There isn’t much room in standard ASCII for lots of symbols. In fact there are only 95 slots assigned for printable characters. A pretty detailed history of ASCII, almost character by character, can be found here.
So instead of separate left and right quote marks, we got a generic “left double quote / right double quote / inches / kind-of-umlaut” symbol that serves all these purposes equally well, and equally poorly. The code for this generic symbol is 34.
The next character code standard that was widely adopted — at least in the West — was ISO Latin-1. It’s reign was short-lived, but it is an 8-bit standard as opposed to ASCII’s 7 bits, and therefore had an additional 128 codes to represent characters. Nevertheless, proper double quotes (or single quotes for that matter) were not among the characters represented in the extended range.
However, Microsoft then defined their own superset of ISO Latin-1 — which standard is often called Windows Latin 1 or some such — taking advantage of the fact that Latin-1 had reserved codes 128 through 159 for duplicates of the ASCII control characters in the range 0-31. Microsoft chose to use this range for additional printable characters instead, among them curly quotes of all types. The curly double quotes are at codes 147 and 148.
Meanwhile, or several years earlier actually, the Mac had already issued its own 8-bit character standard, now commonly called MacRoman. It defines curly double quotes at codes 208 and 209.

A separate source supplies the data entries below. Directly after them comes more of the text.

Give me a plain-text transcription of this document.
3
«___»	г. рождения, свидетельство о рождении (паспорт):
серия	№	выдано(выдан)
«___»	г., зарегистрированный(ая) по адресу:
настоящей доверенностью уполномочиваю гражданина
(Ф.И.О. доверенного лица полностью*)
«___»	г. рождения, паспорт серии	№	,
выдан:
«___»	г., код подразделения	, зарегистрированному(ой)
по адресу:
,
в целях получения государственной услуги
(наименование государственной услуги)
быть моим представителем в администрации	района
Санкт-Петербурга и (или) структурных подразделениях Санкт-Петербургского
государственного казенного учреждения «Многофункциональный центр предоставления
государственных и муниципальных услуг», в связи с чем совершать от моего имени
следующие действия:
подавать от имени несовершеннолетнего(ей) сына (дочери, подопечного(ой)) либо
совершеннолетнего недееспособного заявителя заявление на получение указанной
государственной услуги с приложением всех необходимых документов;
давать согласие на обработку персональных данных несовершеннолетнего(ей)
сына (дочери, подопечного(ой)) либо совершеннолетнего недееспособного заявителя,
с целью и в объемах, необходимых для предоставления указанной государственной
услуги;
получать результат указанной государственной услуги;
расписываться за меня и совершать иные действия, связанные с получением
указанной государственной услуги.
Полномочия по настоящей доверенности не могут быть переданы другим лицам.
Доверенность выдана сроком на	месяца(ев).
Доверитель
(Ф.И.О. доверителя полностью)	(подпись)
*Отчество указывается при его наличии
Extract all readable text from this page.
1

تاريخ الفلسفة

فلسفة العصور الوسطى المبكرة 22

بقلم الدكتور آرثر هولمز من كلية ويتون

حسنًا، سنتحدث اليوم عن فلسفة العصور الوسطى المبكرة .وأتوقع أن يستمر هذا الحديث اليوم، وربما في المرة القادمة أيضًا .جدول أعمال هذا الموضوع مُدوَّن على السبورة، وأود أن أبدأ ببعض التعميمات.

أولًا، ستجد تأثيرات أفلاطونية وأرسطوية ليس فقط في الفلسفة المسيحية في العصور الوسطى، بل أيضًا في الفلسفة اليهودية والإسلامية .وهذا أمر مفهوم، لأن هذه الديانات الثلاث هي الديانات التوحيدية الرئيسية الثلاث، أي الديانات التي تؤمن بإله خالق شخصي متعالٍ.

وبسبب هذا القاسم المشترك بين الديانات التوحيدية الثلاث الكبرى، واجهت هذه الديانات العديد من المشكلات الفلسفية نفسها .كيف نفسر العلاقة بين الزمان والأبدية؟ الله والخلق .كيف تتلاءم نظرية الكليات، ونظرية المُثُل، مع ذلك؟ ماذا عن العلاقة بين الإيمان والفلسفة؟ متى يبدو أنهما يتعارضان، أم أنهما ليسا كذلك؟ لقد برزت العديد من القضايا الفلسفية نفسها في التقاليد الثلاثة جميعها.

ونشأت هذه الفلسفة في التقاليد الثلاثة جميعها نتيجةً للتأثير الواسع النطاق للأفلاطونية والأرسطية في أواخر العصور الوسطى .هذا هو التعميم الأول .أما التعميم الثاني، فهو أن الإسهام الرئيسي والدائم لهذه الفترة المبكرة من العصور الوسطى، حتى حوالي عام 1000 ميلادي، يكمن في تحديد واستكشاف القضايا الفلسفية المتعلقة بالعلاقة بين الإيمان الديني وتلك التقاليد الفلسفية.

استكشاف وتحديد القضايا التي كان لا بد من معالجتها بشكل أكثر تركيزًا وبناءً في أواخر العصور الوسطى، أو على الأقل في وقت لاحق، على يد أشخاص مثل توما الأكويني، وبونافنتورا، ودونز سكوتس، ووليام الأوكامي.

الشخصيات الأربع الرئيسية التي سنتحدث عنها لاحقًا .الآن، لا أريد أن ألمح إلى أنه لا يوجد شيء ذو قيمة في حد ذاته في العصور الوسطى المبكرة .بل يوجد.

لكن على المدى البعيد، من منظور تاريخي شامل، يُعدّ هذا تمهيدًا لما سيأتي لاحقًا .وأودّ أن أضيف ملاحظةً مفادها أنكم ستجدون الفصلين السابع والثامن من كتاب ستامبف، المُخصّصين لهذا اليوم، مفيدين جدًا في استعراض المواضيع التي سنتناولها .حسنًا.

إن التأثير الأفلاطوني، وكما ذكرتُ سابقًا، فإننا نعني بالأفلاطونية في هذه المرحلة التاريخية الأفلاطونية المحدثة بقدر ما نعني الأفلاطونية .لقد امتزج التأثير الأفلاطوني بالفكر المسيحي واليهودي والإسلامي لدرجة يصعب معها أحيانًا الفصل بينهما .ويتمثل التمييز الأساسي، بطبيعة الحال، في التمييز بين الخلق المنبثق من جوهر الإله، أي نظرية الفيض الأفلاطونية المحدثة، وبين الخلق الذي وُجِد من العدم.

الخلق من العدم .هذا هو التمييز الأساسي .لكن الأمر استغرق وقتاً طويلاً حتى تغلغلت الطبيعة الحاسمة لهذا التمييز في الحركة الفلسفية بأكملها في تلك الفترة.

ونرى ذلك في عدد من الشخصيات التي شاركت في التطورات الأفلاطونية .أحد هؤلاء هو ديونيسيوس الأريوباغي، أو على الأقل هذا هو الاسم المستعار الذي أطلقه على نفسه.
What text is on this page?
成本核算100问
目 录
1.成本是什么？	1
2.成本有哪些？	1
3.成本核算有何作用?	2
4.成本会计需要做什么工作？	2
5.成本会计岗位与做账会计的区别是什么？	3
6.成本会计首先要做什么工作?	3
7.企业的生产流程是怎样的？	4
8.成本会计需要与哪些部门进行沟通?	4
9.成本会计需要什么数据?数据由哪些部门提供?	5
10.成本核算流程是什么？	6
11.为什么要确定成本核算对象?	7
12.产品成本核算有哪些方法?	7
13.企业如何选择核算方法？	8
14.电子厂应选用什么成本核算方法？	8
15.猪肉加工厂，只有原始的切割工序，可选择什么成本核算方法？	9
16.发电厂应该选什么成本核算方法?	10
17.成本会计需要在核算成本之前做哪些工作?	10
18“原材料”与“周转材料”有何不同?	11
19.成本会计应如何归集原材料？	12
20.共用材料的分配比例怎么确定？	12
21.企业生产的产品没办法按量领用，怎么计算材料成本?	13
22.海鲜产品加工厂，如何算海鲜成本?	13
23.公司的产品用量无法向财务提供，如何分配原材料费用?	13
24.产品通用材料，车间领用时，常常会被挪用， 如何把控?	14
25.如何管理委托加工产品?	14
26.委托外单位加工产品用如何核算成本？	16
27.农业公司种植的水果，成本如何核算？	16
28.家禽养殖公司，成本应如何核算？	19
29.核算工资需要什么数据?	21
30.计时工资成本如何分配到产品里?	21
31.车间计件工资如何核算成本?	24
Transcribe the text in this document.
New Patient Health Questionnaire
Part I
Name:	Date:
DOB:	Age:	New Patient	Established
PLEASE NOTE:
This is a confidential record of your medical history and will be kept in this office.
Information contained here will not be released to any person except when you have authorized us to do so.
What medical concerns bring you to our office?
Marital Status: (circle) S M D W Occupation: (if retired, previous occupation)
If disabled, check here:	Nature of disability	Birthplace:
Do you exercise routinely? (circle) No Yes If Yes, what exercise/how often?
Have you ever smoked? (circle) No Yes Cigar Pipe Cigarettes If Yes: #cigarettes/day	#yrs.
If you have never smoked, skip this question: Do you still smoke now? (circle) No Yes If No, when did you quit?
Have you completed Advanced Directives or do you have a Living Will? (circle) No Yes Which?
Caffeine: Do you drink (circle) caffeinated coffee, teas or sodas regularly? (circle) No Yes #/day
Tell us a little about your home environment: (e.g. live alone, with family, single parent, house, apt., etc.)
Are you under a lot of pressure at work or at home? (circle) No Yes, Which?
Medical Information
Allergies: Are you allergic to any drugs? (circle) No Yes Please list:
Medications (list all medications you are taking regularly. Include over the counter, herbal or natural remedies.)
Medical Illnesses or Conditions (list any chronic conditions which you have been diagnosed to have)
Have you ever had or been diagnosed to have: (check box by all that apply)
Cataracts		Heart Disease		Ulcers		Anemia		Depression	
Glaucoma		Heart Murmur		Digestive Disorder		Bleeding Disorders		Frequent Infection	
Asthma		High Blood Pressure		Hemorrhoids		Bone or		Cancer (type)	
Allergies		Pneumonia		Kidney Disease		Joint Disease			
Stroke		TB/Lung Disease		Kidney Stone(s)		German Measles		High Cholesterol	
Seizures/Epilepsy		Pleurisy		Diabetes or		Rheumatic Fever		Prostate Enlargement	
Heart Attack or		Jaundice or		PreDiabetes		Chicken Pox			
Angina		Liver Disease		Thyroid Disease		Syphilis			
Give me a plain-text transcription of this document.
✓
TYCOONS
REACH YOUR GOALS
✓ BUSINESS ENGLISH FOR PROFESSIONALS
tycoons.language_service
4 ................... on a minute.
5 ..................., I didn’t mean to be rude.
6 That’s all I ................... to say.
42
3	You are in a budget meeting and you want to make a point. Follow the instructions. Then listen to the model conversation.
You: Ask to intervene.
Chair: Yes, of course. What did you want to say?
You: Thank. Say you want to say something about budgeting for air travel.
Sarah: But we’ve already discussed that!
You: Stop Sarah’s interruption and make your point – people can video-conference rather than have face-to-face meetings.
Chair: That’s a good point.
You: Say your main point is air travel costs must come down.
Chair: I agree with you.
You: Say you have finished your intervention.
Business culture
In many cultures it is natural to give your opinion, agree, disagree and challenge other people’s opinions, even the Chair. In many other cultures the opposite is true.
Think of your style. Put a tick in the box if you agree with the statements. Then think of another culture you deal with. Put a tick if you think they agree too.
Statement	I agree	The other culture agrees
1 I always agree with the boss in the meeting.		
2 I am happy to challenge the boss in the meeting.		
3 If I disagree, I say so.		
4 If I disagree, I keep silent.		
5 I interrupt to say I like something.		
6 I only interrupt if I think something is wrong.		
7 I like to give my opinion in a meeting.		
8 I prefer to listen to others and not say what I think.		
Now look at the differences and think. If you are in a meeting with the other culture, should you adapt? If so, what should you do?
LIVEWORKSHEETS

Nowadays we have Unicode available on most machines, a standard that defines almost every character that mankind ever blemished a piece of paper with. Or, at least it pretty well nails down everything used in the world’s alphabetic languages. The curly quotes are in there somewhere, though I’m too lazy to look up the numbers just now. It shouldn’t surprise you that the curly quotes are encoded by yet another pair of numbers, different from all those above.
Now combine all this history with the fact that computer text often does not specify a character encoding — because the software producing it or transmitting it assumes the whole world goes by Windows Latin-1, for example — and the fact that the displaying software might make similar parochial assumptions, or might not recognize the encoding specification even if it’s present, and you can understand where the chaos comes from. Both the producer and consumer of the text need to agree on the character encoding used, otherwise you’ll see what look like bizarre typographic errors. This is a very general problem of course. It doesn’t just affect the display of curly double quotes.
Unicode hasn’t conquered the world quite yet. There are still several popular but mutually incompatible character encodings in use, many legacy files and documents, and many software titles that weren’t written with different standards in mind. And I couldn’t tell you how long it will take for all this to shake out.